MALIK v. FALCON HOLDINGS, LLC (March 14, 2012)

Falcon Holdings owned and operated over 100 Church’s Chicken restaurants. Aslam Khan was a 40% owner of Falcon — Sentinel Capitol Partners II and others owned the rest. A number of restaurant managers allege that they accepted lower salaries in return for Khan’s promise that he would own 100% of Falcon one day and that he would provide 50% of its equity to the store managers. Kahn became 100% owner in 2005 but provided no reward to his managers. In fact, he denies that he made the promise. Judge Guzman (N.D. Ill.) denied the claim of three of the managers on the grounds that they had not adequately estimated damages. The managers appeal.
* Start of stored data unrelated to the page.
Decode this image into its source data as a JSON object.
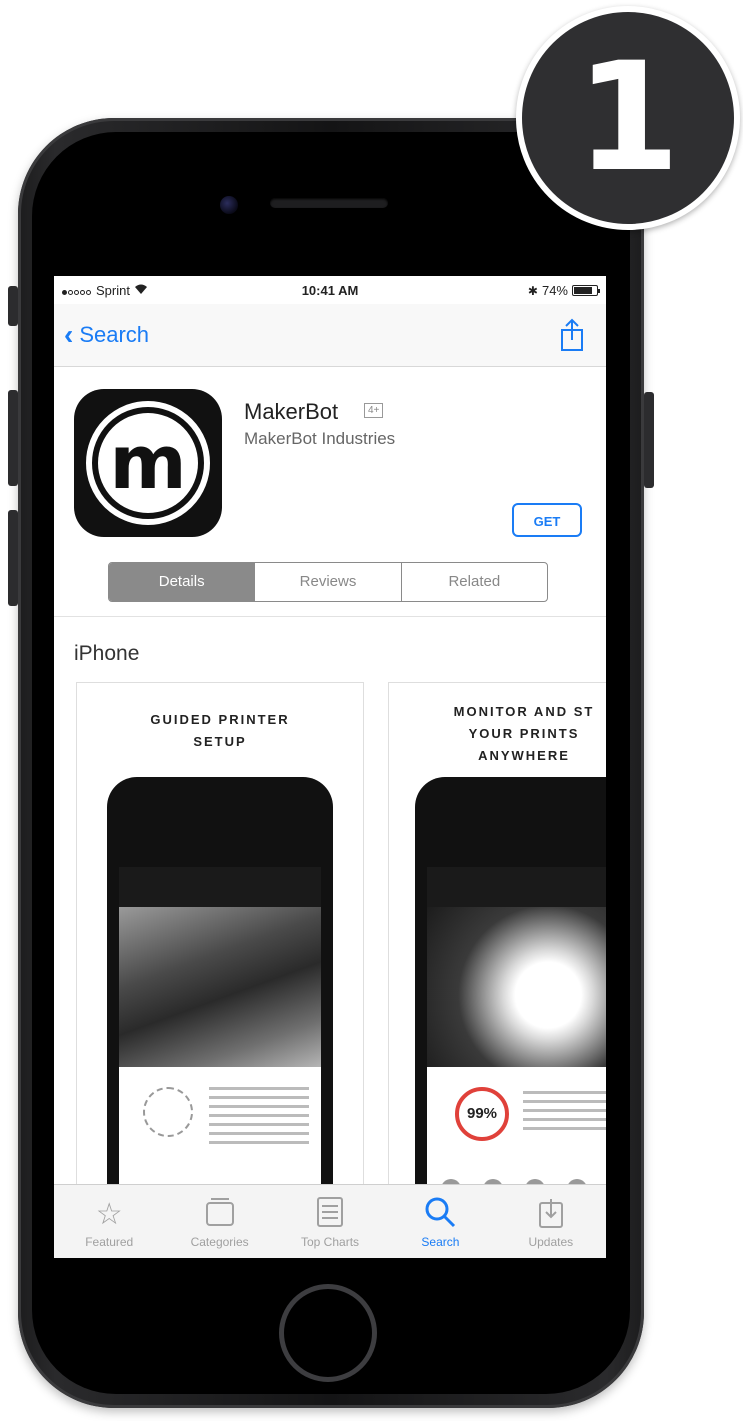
{
  "badge": {
    "number": "1"
  },
  "status_bar": {
    "carrier": "Sprint",
    "time": "10:41 AM",
    "battery": "74%"
  },
  "nav": {
    "back_label": "Search"
  },
  "app": {
    "name": "MakerBot",
    "age_rating": "4+",
    "developer": "MakerBot Industries",
    "get_label": "GET",
    "icon_letter": "m"
  },
  "segments": [
    {
      "label": "Details",
      "active": true
    },
    {
      "label": "Reviews",
      "active": false
    },
    {
      "label": "Related",
      "active": false
    }
  ],
  "screenshots": {
    "section_label": "iPhone",
    "items": [
      {
        "caption": "GUIDED PRINTER\nSETUP"
      },
      {
        "caption": "MONITOR AND ST\nYOUR PRINTS\nANYWHERE",
        "progress_text": "99%"
      }
    ]
  },
  "tabbar": {
    "items": [
      {
        "label": "Featured",
        "icon": "star-icon",
        "active": false
      },
      {
        "label": "Categories",
        "icon": "categories-icon",
        "active": false
      },
      {
        "label": "Top Charts",
        "icon": "list-icon",
        "active": false
      },
      {
        "label": "Search",
        "icon": "search-icon",
        "active": true
      },
      {
        "label": "Updates",
        "icon": "updates-icon",
        "active": false
      }
    ]
  },
  "colors": {
    "accent": "#1a7cf5",
    "phone_body": "#1c1c1d",
    "badge_bg": "#2f2f31"
  }
}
In their opinion, Seventh Circuit Chief Judge Easterbrook and Circuit Judge Bauer and District Judge Shadid vacated and remanded. The plaintiffs’ damages theory was simple—the price Khan paid Sentinel implied that Falcon was worth $48 million, half of which is $24 million. The $24 million, when divided among the 20 managers, equals $1.2 million apiece. The Court disagreed with the district court’s rejection of that theory. First, the district court said that the value of the whole could not be implied from the price paid for a part. But, what a willing buyer will pay is the “gold standard of evaluation,” said the Court. Khan does not assert that he overpaid Sentinel and, if he underpaid, the plaintiffs have underestimated their damages—that is no reason to dismiss the case. The second reason the district court rejected the damage estimate was that it depended on how much Khan could borrow. Again, the Court noted that the plaintiffs have only underestimated their damages if Khan’s ability to borrow artificially kept the price down. Notwithstanding its disagreement with the district court, the Court did identify its own concern with the damage estimate. The promise alleged by the plaintiffs is not that Khan promised them 50% of Falcon’s value, but that he promised 50% of its equity. Assuming that Khan borrowed significant amounts to finance his purchase of the outstanding ownership, 50% of the company’s equity does not equal 50% of its value. But the record is silent on the details of the transaction and the defendants had not asked the Court to affirm on that ground. The Court also pointed out that might be unreasonable to assume that Khan’s promise, even if made, meant that he was going to turn over the equity without any terms or conditions. The Court noted that that it would have serious tax and structural disadvantages. If, as is more likely, the promise (if proven) would have entailed other terms and conditions, the contract may be too indefinite to enforce. But again, defendants do not seek affirmance on those grounds. Finally, the Court rejected the defendants’ argument that the judgment should be affirmed because plaintiffs quantified their damages too late in the proceedings. Defendants asked for no relief in the district court on that issue and have shown no injury.